In our series and other reported studies, the first year after grafting was the most vulnerable period to traumatic dehiscence (Figure 2). The highest risk period for graft rupture was in the first postoperative month. This gradually declines over the next 18 months and this time is a moderate risk period.10 However, suture removal weakens the wound integrity and the second most important high-risk period is after removal of graft sutures. In our patients, the grafts with intact sutures tended to have a smaller degree of dehiscence. Corneal sutures may still play a role in maintaining the integrity of the host–graft junction even after several years and leaving the sutures may protect against dehiscence.

Figure 2
figure 2

Time interval from initial grafting to graft dehiscence from trauma.

Traumatic graft rupture results in a wide range of injuries that include damage to the endothelium leading to graft failure, iris prolapse, extrusion of crystalline lens, vitreous loss at the time of injury, delayed retinal detachment, choroidal haemorrhage, and total disruption of intraocular contents. Retinal detachment and posterior segment complications were an important cause of total loss of vision.13 Grafts with a larger extent of dehiscence were associated with a higher likelihood of posterior segment damage and a poorer final visual outcome. Graft failure owing to primary endothelial damage with late failure is a common finding and the incidence may be as high as 77%.12, 20 In our study, the grafts with a larger degree of dehiscence were not only more likely to fail but were also more likely to have lost clarity at first presentation. The final visual outcomes in our patients were better than previously reported figures.9, 10, 12, 13, 16 Corneal sutures had not been removed in a larger proportion of our patients, and this could have limited the extent of the dehiscence with more trivial injuries. Rehany et al11 also found that intact sutures provided a degree of protection.

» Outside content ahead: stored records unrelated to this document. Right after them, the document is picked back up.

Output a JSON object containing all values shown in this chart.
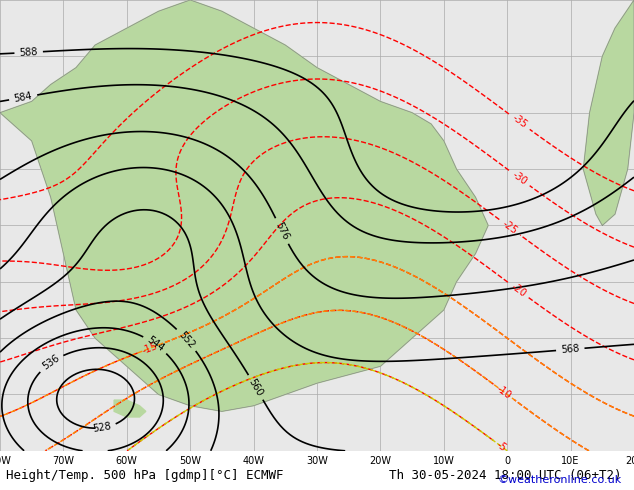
{
  "title_left": "Height/Temp. 500 hPa [gdmp][°C] ECMWF",
  "title_right": "Th 30-05-2024 18:00 UTC (06+T2)",
  "credit": "©weatheronline.co.uk",
  "background_ocean": "#e8e8e8",
  "background_land": "#b8d8a0",
  "grid_color": "#aaaaaa",
  "contour_color": "#000000",
  "temp_colors": {
    "negative_strong": "#ff0000",
    "negative_moderate": "#ff8c00",
    "negative_light": "#ffcc00",
    "positive_light": "#00cc00",
    "positive_moderate": "#00aacc",
    "positive_strong": "#0000ff"
  },
  "fig_width": 6.34,
  "fig_height": 4.9,
  "dpi": 100,
  "bottom_bar_color": "#ffffff",
  "bottom_bar_height": 0.08,
  "title_fontsize": 9,
  "credit_fontsize": 8,
  "credit_color": "#0000cc"
}
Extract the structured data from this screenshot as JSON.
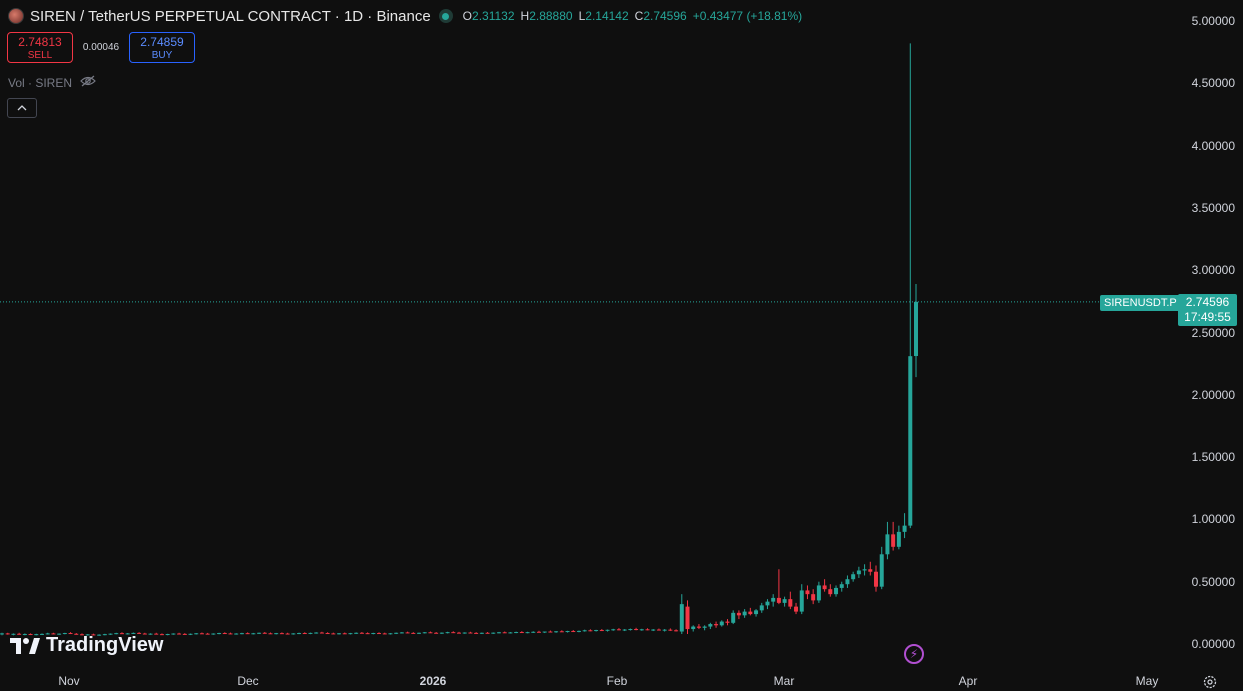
{
  "header": {
    "title": "SIREN / TetherUS PERPETUAL CONTRACT · 1D · Binance",
    "ohlc": {
      "o_label": "O",
      "o": "2.31132",
      "h_label": "H",
      "h": "2.88880",
      "l_label": "L",
      "l": "2.14142",
      "c_label": "C",
      "c": "2.74596",
      "change": "+0.43477 (+18.81%)"
    }
  },
  "trade": {
    "sell_price": "2.74813",
    "sell_label": "SELL",
    "spread": "0.00046",
    "buy_price": "2.74859",
    "buy_label": "BUY"
  },
  "volume_label": "Vol · SIREN",
  "price_marker": {
    "symbol": "SIRENUSDT.P",
    "price": "2.74596",
    "countdown": "17:49:55"
  },
  "branding": "TradingView",
  "colors": {
    "up": "#26a69a",
    "down": "#f23645",
    "background": "#0f0f0f",
    "accent": "#2962ff"
  },
  "chart_data": {
    "type": "candlestick",
    "y_ticks": [
      "5.00000",
      "4.50000",
      "4.00000",
      "3.50000",
      "3.00000",
      "2.50000",
      "2.00000",
      "1.50000",
      "1.00000",
      "0.50000",
      "0.00000"
    ],
    "x_labels": [
      "Nov",
      "Dec",
      "2026",
      "Feb",
      "Mar",
      "Apr",
      "May"
    ],
    "ylim": [
      0,
      5
    ],
    "last_price": 2.74596,
    "candles": [
      {
        "o": 0.08,
        "h": 0.09,
        "l": 0.07,
        "c": 0.085
      },
      {
        "o": 0.085,
        "h": 0.09,
        "l": 0.075,
        "c": 0.08
      },
      {
        "o": 0.08,
        "h": 0.085,
        "l": 0.07,
        "c": 0.082
      },
      {
        "o": 0.082,
        "h": 0.09,
        "l": 0.075,
        "c": 0.078
      },
      {
        "o": 0.078,
        "h": 0.085,
        "l": 0.07,
        "c": 0.08
      },
      {
        "o": 0.08,
        "h": 0.085,
        "l": 0.072,
        "c": 0.076
      },
      {
        "o": 0.076,
        "h": 0.082,
        "l": 0.07,
        "c": 0.079
      },
      {
        "o": 0.079,
        "h": 0.085,
        "l": 0.072,
        "c": 0.081
      },
      {
        "o": 0.081,
        "h": 0.09,
        "l": 0.076,
        "c": 0.085
      },
      {
        "o": 0.085,
        "h": 0.09,
        "l": 0.078,
        "c": 0.08
      },
      {
        "o": 0.08,
        "h": 0.085,
        "l": 0.074,
        "c": 0.083
      },
      {
        "o": 0.083,
        "h": 0.09,
        "l": 0.078,
        "c": 0.088
      },
      {
        "o": 0.088,
        "h": 0.095,
        "l": 0.08,
        "c": 0.082
      },
      {
        "o": 0.082,
        "h": 0.088,
        "l": 0.075,
        "c": 0.078
      },
      {
        "o": 0.078,
        "h": 0.085,
        "l": 0.07,
        "c": 0.074
      },
      {
        "o": 0.074,
        "h": 0.08,
        "l": 0.068,
        "c": 0.077
      },
      {
        "o": 0.077,
        "h": 0.083,
        "l": 0.07,
        "c": 0.072
      },
      {
        "o": 0.072,
        "h": 0.078,
        "l": 0.066,
        "c": 0.075
      },
      {
        "o": 0.075,
        "h": 0.082,
        "l": 0.07,
        "c": 0.079
      },
      {
        "o": 0.079,
        "h": 0.085,
        "l": 0.073,
        "c": 0.083
      },
      {
        "o": 0.083,
        "h": 0.09,
        "l": 0.078,
        "c": 0.087
      },
      {
        "o": 0.087,
        "h": 0.094,
        "l": 0.08,
        "c": 0.082
      },
      {
        "o": 0.082,
        "h": 0.088,
        "l": 0.076,
        "c": 0.085
      },
      {
        "o": 0.085,
        "h": 0.092,
        "l": 0.08,
        "c": 0.089
      },
      {
        "o": 0.089,
        "h": 0.095,
        "l": 0.082,
        "c": 0.084
      },
      {
        "o": 0.084,
        "h": 0.09,
        "l": 0.078,
        "c": 0.08
      },
      {
        "o": 0.08,
        "h": 0.086,
        "l": 0.074,
        "c": 0.083
      },
      {
        "o": 0.083,
        "h": 0.09,
        "l": 0.077,
        "c": 0.079
      },
      {
        "o": 0.079,
        "h": 0.085,
        "l": 0.072,
        "c": 0.076
      },
      {
        "o": 0.076,
        "h": 0.082,
        "l": 0.07,
        "c": 0.08
      },
      {
        "o": 0.08,
        "h": 0.086,
        "l": 0.074,
        "c": 0.084
      },
      {
        "o": 0.084,
        "h": 0.09,
        "l": 0.078,
        "c": 0.081
      },
      {
        "o": 0.081,
        "h": 0.087,
        "l": 0.075,
        "c": 0.078
      },
      {
        "o": 0.078,
        "h": 0.084,
        "l": 0.072,
        "c": 0.082
      },
      {
        "o": 0.082,
        "h": 0.088,
        "l": 0.076,
        "c": 0.086
      },
      {
        "o": 0.086,
        "h": 0.092,
        "l": 0.08,
        "c": 0.083
      },
      {
        "o": 0.083,
        "h": 0.089,
        "l": 0.077,
        "c": 0.08
      },
      {
        "o": 0.08,
        "h": 0.086,
        "l": 0.074,
        "c": 0.084
      },
      {
        "o": 0.084,
        "h": 0.09,
        "l": 0.078,
        "c": 0.088
      },
      {
        "o": 0.088,
        "h": 0.094,
        "l": 0.082,
        "c": 0.085
      },
      {
        "o": 0.085,
        "h": 0.091,
        "l": 0.079,
        "c": 0.081
      },
      {
        "o": 0.081,
        "h": 0.087,
        "l": 0.075,
        "c": 0.084
      },
      {
        "o": 0.084,
        "h": 0.09,
        "l": 0.078,
        "c": 0.087
      },
      {
        "o": 0.087,
        "h": 0.093,
        "l": 0.081,
        "c": 0.083
      },
      {
        "o": 0.083,
        "h": 0.089,
        "l": 0.077,
        "c": 0.086
      },
      {
        "o": 0.086,
        "h": 0.092,
        "l": 0.08,
        "c": 0.09
      },
      {
        "o": 0.09,
        "h": 0.096,
        "l": 0.083,
        "c": 0.086
      },
      {
        "o": 0.086,
        "h": 0.092,
        "l": 0.08,
        "c": 0.083
      },
      {
        "o": 0.083,
        "h": 0.089,
        "l": 0.077,
        "c": 0.087
      },
      {
        "o": 0.087,
        "h": 0.093,
        "l": 0.081,
        "c": 0.084
      },
      {
        "o": 0.084,
        "h": 0.09,
        "l": 0.078,
        "c": 0.081
      },
      {
        "o": 0.081,
        "h": 0.087,
        "l": 0.075,
        "c": 0.085
      },
      {
        "o": 0.085,
        "h": 0.091,
        "l": 0.079,
        "c": 0.088
      },
      {
        "o": 0.088,
        "h": 0.094,
        "l": 0.082,
        "c": 0.085
      },
      {
        "o": 0.085,
        "h": 0.091,
        "l": 0.079,
        "c": 0.089
      },
      {
        "o": 0.089,
        "h": 0.095,
        "l": 0.083,
        "c": 0.092
      },
      {
        "o": 0.092,
        "h": 0.098,
        "l": 0.085,
        "c": 0.088
      },
      {
        "o": 0.088,
        "h": 0.094,
        "l": 0.082,
        "c": 0.085
      },
      {
        "o": 0.085,
        "h": 0.091,
        "l": 0.079,
        "c": 0.082
      },
      {
        "o": 0.082,
        "h": 0.088,
        "l": 0.076,
        "c": 0.086
      },
      {
        "o": 0.086,
        "h": 0.092,
        "l": 0.08,
        "c": 0.083
      },
      {
        "o": 0.083,
        "h": 0.089,
        "l": 0.077,
        "c": 0.087
      },
      {
        "o": 0.087,
        "h": 0.093,
        "l": 0.081,
        "c": 0.09
      },
      {
        "o": 0.09,
        "h": 0.096,
        "l": 0.084,
        "c": 0.087
      },
      {
        "o": 0.087,
        "h": 0.093,
        "l": 0.081,
        "c": 0.084
      },
      {
        "o": 0.084,
        "h": 0.09,
        "l": 0.078,
        "c": 0.088
      },
      {
        "o": 0.088,
        "h": 0.094,
        "l": 0.082,
        "c": 0.085
      },
      {
        "o": 0.085,
        "h": 0.091,
        "l": 0.079,
        "c": 0.082
      },
      {
        "o": 0.082,
        "h": 0.088,
        "l": 0.076,
        "c": 0.086
      },
      {
        "o": 0.086,
        "h": 0.092,
        "l": 0.08,
        "c": 0.09
      },
      {
        "o": 0.09,
        "h": 0.096,
        "l": 0.084,
        "c": 0.093
      },
      {
        "o": 0.093,
        "h": 0.099,
        "l": 0.087,
        "c": 0.089
      },
      {
        "o": 0.089,
        "h": 0.095,
        "l": 0.083,
        "c": 0.086
      },
      {
        "o": 0.086,
        "h": 0.092,
        "l": 0.08,
        "c": 0.09
      },
      {
        "o": 0.09,
        "h": 0.096,
        "l": 0.084,
        "c": 0.094
      },
      {
        "o": 0.094,
        "h": 0.1,
        "l": 0.088,
        "c": 0.09
      },
      {
        "o": 0.09,
        "h": 0.096,
        "l": 0.084,
        "c": 0.087
      },
      {
        "o": 0.087,
        "h": 0.093,
        "l": 0.081,
        "c": 0.091
      },
      {
        "o": 0.091,
        "h": 0.098,
        "l": 0.085,
        "c": 0.095
      },
      {
        "o": 0.095,
        "h": 0.102,
        "l": 0.088,
        "c": 0.091
      },
      {
        "o": 0.091,
        "h": 0.097,
        "l": 0.085,
        "c": 0.088
      },
      {
        "o": 0.088,
        "h": 0.094,
        "l": 0.082,
        "c": 0.092
      },
      {
        "o": 0.092,
        "h": 0.098,
        "l": 0.086,
        "c": 0.089
      },
      {
        "o": 0.089,
        "h": 0.095,
        "l": 0.083,
        "c": 0.086
      },
      {
        "o": 0.086,
        "h": 0.092,
        "l": 0.08,
        "c": 0.09
      },
      {
        "o": 0.09,
        "h": 0.096,
        "l": 0.084,
        "c": 0.087
      },
      {
        "o": 0.087,
        "h": 0.093,
        "l": 0.081,
        "c": 0.091
      },
      {
        "o": 0.091,
        "h": 0.097,
        "l": 0.085,
        "c": 0.094
      },
      {
        "o": 0.094,
        "h": 0.1,
        "l": 0.088,
        "c": 0.09
      },
      {
        "o": 0.09,
        "h": 0.096,
        "l": 0.084,
        "c": 0.093
      },
      {
        "o": 0.093,
        "h": 0.099,
        "l": 0.087,
        "c": 0.096
      },
      {
        "o": 0.096,
        "h": 0.103,
        "l": 0.09,
        "c": 0.092
      },
      {
        "o": 0.092,
        "h": 0.098,
        "l": 0.086,
        "c": 0.095
      },
      {
        "o": 0.095,
        "h": 0.102,
        "l": 0.089,
        "c": 0.098
      },
      {
        "o": 0.098,
        "h": 0.106,
        "l": 0.092,
        "c": 0.094
      },
      {
        "o": 0.094,
        "h": 0.1,
        "l": 0.088,
        "c": 0.1
      },
      {
        "o": 0.1,
        "h": 0.108,
        "l": 0.094,
        "c": 0.096
      },
      {
        "o": 0.096,
        "h": 0.104,
        "l": 0.09,
        "c": 0.102
      },
      {
        "o": 0.102,
        "h": 0.11,
        "l": 0.096,
        "c": 0.098
      },
      {
        "o": 0.098,
        "h": 0.106,
        "l": 0.092,
        "c": 0.104
      },
      {
        "o": 0.104,
        "h": 0.112,
        "l": 0.098,
        "c": 0.1
      },
      {
        "o": 0.1,
        "h": 0.108,
        "l": 0.094,
        "c": 0.105
      },
      {
        "o": 0.105,
        "h": 0.115,
        "l": 0.099,
        "c": 0.11
      },
      {
        "o": 0.11,
        "h": 0.118,
        "l": 0.102,
        "c": 0.106
      },
      {
        "o": 0.106,
        "h": 0.114,
        "l": 0.1,
        "c": 0.112
      },
      {
        "o": 0.112,
        "h": 0.12,
        "l": 0.104,
        "c": 0.108
      },
      {
        "o": 0.108,
        "h": 0.116,
        "l": 0.1,
        "c": 0.114
      },
      {
        "o": 0.114,
        "h": 0.122,
        "l": 0.106,
        "c": 0.118
      },
      {
        "o": 0.118,
        "h": 0.128,
        "l": 0.11,
        "c": 0.112
      },
      {
        "o": 0.112,
        "h": 0.12,
        "l": 0.104,
        "c": 0.116
      },
      {
        "o": 0.116,
        "h": 0.124,
        "l": 0.108,
        "c": 0.12
      },
      {
        "o": 0.12,
        "h": 0.13,
        "l": 0.11,
        "c": 0.114
      },
      {
        "o": 0.114,
        "h": 0.122,
        "l": 0.106,
        "c": 0.118
      },
      {
        "o": 0.118,
        "h": 0.126,
        "l": 0.11,
        "c": 0.112
      },
      {
        "o": 0.112,
        "h": 0.12,
        "l": 0.104,
        "c": 0.116
      },
      {
        "o": 0.116,
        "h": 0.124,
        "l": 0.108,
        "c": 0.11
      },
      {
        "o": 0.11,
        "h": 0.12,
        "l": 0.1,
        "c": 0.115
      },
      {
        "o": 0.115,
        "h": 0.125,
        "l": 0.105,
        "c": 0.11
      },
      {
        "o": 0.11,
        "h": 0.118,
        "l": 0.1,
        "c": 0.105
      },
      {
        "o": 0.1,
        "h": 0.4,
        "l": 0.08,
        "c": 0.32
      },
      {
        "o": 0.3,
        "h": 0.35,
        "l": 0.08,
        "c": 0.12
      },
      {
        "o": 0.12,
        "h": 0.15,
        "l": 0.1,
        "c": 0.14
      },
      {
        "o": 0.14,
        "h": 0.16,
        "l": 0.12,
        "c": 0.13
      },
      {
        "o": 0.13,
        "h": 0.15,
        "l": 0.11,
        "c": 0.14
      },
      {
        "o": 0.14,
        "h": 0.17,
        "l": 0.12,
        "c": 0.16
      },
      {
        "o": 0.16,
        "h": 0.18,
        "l": 0.13,
        "c": 0.15
      },
      {
        "o": 0.15,
        "h": 0.19,
        "l": 0.14,
        "c": 0.18
      },
      {
        "o": 0.18,
        "h": 0.2,
        "l": 0.15,
        "c": 0.17
      },
      {
        "o": 0.17,
        "h": 0.27,
        "l": 0.16,
        "c": 0.25
      },
      {
        "o": 0.25,
        "h": 0.27,
        "l": 0.2,
        "c": 0.23
      },
      {
        "o": 0.23,
        "h": 0.28,
        "l": 0.21,
        "c": 0.26
      },
      {
        "o": 0.26,
        "h": 0.29,
        "l": 0.23,
        "c": 0.24
      },
      {
        "o": 0.24,
        "h": 0.28,
        "l": 0.22,
        "c": 0.27
      },
      {
        "o": 0.27,
        "h": 0.33,
        "l": 0.25,
        "c": 0.31
      },
      {
        "o": 0.31,
        "h": 0.36,
        "l": 0.28,
        "c": 0.34
      },
      {
        "o": 0.34,
        "h": 0.4,
        "l": 0.3,
        "c": 0.37
      },
      {
        "o": 0.37,
        "h": 0.6,
        "l": 0.32,
        "c": 0.33
      },
      {
        "o": 0.33,
        "h": 0.38,
        "l": 0.3,
        "c": 0.36
      },
      {
        "o": 0.36,
        "h": 0.42,
        "l": 0.28,
        "c": 0.3
      },
      {
        "o": 0.3,
        "h": 0.33,
        "l": 0.24,
        "c": 0.26
      },
      {
        "o": 0.26,
        "h": 0.48,
        "l": 0.24,
        "c": 0.43
      },
      {
        "o": 0.43,
        "h": 0.47,
        "l": 0.36,
        "c": 0.4
      },
      {
        "o": 0.4,
        "h": 0.44,
        "l": 0.32,
        "c": 0.35
      },
      {
        "o": 0.35,
        "h": 0.5,
        "l": 0.33,
        "c": 0.47
      },
      {
        "o": 0.47,
        "h": 0.52,
        "l": 0.42,
        "c": 0.44
      },
      {
        "o": 0.44,
        "h": 0.48,
        "l": 0.38,
        "c": 0.4
      },
      {
        "o": 0.4,
        "h": 0.47,
        "l": 0.38,
        "c": 0.45
      },
      {
        "o": 0.45,
        "h": 0.5,
        "l": 0.42,
        "c": 0.48
      },
      {
        "o": 0.48,
        "h": 0.55,
        "l": 0.45,
        "c": 0.52
      },
      {
        "o": 0.52,
        "h": 0.58,
        "l": 0.5,
        "c": 0.56
      },
      {
        "o": 0.56,
        "h": 0.62,
        "l": 0.53,
        "c": 0.59
      },
      {
        "o": 0.59,
        "h": 0.64,
        "l": 0.55,
        "c": 0.6
      },
      {
        "o": 0.6,
        "h": 0.66,
        "l": 0.55,
        "c": 0.58
      },
      {
        "o": 0.58,
        "h": 0.63,
        "l": 0.42,
        "c": 0.46
      },
      {
        "o": 0.46,
        "h": 0.78,
        "l": 0.44,
        "c": 0.72
      },
      {
        "o": 0.72,
        "h": 0.98,
        "l": 0.68,
        "c": 0.88
      },
      {
        "o": 0.88,
        "h": 0.98,
        "l": 0.75,
        "c": 0.78
      },
      {
        "o": 0.78,
        "h": 0.95,
        "l": 0.76,
        "c": 0.9
      },
      {
        "o": 0.9,
        "h": 1.05,
        "l": 0.85,
        "c": 0.95
      },
      {
        "o": 0.95,
        "h": 4.82,
        "l": 0.93,
        "c": 2.31
      },
      {
        "o": 2.31132,
        "h": 2.8888,
        "l": 2.14142,
        "c": 2.74596
      }
    ]
  }
}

The risk of corneal graft rupture should be emphasised during preoperative counselling and should be reiterated during the follow-up. Many graft ruptures occur during normal daily activities that could be considered ‘low-risk activities’. In this study, we have identified the first year as the most vulnerable period as 53% of our graft ruptures occur during this period. Even trivial trauma can be devastating. Elder et al10 have recommended eye protection for 24 h for the first month after surgery and after suture removal. They also recommend that eye protection should be worn while awake for 6 months after grafting and also after suture removal. Eyewear should be worn forever during low-risk activities, and high-risk activities like boxing and contact sports should be avoided altogether.10 The extent of visual loss could have been reduced in our patients if protective eyewear had been in place. However, compliance with protective eyewear can be poor.11 Patients with learning difficulties may be at an increased risk of graft rupture. Patient 17 had learning difficulties and suffered corneal graft ruptures in both his eyes owing to physical violence on separate occasions.

In summary, the risk of traumatic corneal graft rupture is significant and carries a bad visual outcome. This should be clearly emphasised during preoperative counselling and patients should constantly be reminded of the risk. Eye protection during vulnerable periods may limit visual loss.